Rhyme was staring out the window. He believed Sellitto was speaking to him but he wasn’t listening. What he was thinking of was another perp, a man who was as close as could be to the word “nemesis” — a characterization that Rhyme considered both profoundly unprofessional and yet completely accurate.

The Watchmaker and Rhyme had gone head-to-head several times over the years. In each instance, Rhyme had foiled his attempts at assassination or terror attacks, but the man had always escaped and gone on to commit more crimes outside of Rhyme’s jurisdiction. The last time they’d met, the Watchmaker had assured him that one of them would not survive their next encounter.

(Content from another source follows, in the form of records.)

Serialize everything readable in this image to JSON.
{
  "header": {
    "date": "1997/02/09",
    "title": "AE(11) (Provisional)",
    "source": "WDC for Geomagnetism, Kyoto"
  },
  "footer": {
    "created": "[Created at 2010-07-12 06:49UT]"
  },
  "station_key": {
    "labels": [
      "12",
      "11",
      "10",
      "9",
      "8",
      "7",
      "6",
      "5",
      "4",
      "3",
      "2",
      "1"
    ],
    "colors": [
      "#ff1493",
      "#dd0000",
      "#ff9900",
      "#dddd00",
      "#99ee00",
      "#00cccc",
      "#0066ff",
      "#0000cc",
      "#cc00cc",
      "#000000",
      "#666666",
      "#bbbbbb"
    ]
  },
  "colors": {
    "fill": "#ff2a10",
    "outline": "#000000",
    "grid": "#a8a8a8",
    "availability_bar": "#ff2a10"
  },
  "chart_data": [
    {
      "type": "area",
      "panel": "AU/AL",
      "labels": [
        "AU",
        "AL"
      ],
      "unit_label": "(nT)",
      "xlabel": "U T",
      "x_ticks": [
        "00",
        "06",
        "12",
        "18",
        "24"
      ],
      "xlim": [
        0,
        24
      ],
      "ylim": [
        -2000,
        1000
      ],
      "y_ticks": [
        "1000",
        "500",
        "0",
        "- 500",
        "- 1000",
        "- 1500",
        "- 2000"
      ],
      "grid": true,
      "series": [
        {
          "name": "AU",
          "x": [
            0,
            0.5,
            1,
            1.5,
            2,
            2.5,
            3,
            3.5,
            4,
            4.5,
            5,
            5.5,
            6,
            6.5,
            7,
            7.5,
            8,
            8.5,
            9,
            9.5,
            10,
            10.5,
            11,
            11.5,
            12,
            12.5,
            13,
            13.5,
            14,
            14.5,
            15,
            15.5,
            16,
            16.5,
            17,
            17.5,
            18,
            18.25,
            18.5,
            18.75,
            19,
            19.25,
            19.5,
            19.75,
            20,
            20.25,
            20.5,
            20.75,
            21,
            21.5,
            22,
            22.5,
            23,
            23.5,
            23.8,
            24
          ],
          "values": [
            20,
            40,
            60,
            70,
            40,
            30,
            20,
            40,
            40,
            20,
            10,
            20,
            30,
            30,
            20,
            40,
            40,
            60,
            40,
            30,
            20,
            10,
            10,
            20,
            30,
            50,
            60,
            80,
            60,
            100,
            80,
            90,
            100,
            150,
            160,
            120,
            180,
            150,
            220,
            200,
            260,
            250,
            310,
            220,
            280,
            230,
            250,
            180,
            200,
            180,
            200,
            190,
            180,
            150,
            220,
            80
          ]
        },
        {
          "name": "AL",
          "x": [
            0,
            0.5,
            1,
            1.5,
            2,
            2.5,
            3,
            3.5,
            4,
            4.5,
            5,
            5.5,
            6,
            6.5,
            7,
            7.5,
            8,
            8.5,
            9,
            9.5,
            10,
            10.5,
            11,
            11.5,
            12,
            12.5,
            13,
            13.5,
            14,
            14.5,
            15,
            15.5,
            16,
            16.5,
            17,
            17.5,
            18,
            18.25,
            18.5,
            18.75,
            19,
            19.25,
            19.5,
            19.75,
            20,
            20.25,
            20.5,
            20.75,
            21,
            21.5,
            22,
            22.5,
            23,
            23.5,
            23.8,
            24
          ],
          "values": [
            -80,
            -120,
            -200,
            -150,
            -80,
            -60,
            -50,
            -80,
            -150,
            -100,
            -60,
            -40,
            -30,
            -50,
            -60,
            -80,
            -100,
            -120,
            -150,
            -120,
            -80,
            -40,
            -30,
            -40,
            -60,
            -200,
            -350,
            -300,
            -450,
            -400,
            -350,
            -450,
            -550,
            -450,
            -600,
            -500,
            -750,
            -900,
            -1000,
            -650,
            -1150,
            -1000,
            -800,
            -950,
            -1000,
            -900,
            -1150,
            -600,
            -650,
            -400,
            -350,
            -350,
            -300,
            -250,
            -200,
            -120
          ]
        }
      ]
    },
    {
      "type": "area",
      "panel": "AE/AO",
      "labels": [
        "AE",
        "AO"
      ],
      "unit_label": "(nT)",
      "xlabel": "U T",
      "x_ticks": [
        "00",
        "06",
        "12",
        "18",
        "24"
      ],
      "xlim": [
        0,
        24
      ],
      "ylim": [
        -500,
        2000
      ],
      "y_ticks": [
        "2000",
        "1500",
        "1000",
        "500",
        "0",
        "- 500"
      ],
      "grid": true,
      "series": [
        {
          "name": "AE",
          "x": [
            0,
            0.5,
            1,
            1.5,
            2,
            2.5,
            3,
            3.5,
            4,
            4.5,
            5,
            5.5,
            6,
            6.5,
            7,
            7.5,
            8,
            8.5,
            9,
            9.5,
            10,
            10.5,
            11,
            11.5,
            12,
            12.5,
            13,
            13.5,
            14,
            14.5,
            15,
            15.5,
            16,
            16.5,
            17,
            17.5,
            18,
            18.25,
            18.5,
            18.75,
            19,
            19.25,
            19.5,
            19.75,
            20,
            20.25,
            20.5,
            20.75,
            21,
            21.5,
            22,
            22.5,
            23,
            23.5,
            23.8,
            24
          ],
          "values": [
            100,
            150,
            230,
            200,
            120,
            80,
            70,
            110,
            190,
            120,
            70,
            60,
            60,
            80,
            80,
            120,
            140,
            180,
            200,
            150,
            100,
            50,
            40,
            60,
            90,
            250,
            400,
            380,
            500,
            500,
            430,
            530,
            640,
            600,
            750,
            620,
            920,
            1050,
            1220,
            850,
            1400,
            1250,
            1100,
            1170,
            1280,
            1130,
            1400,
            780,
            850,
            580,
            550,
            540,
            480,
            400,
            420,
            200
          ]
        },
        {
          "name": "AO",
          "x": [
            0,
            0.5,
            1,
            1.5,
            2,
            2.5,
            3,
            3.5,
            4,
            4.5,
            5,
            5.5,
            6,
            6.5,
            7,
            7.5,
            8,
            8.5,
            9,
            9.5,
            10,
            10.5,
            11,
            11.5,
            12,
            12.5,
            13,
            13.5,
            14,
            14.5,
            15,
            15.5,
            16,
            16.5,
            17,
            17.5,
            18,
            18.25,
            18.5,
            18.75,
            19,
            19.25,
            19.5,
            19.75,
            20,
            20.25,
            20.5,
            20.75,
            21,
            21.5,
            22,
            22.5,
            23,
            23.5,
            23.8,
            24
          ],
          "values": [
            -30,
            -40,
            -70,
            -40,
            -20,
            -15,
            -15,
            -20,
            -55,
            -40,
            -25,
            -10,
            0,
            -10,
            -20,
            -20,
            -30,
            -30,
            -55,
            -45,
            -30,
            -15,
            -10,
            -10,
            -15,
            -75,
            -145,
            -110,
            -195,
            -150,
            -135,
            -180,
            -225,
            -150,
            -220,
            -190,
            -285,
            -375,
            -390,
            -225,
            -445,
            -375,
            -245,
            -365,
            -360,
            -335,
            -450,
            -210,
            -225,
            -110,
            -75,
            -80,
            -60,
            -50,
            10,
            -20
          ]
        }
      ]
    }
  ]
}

Not long ago, Rhyme had learned from an intelligence source in England that someone was targeting him for a hit. The matter was still under investigation, but Rhyme now suspected the Watchmaker was involved. Was it possible that the Locksmith was working for the “nemesis”? Or was he, in fact, the Watchmaker himself.

The Locksmith’s MO and obsession with mechanical devices echoed those of the Watchmaker. Had the man returned to the city to target Rhyme? But, on reflection, it seemed unlikely. His personal enemy’s passion was timepieces and it seemed unlikely that he would so compulsively take up the topic of locks this late in his career.

But one thing did resonate: the Watchmaker’s skills were those of a master illusionist. He kept the police and the public and the real victim of his crimes focused elsewhere.

Rhyme wondered if the same were true with the Locksmith.

What was actually going on?

Sellitto asked Rhyme and Sachs, “So. You’ll run it?”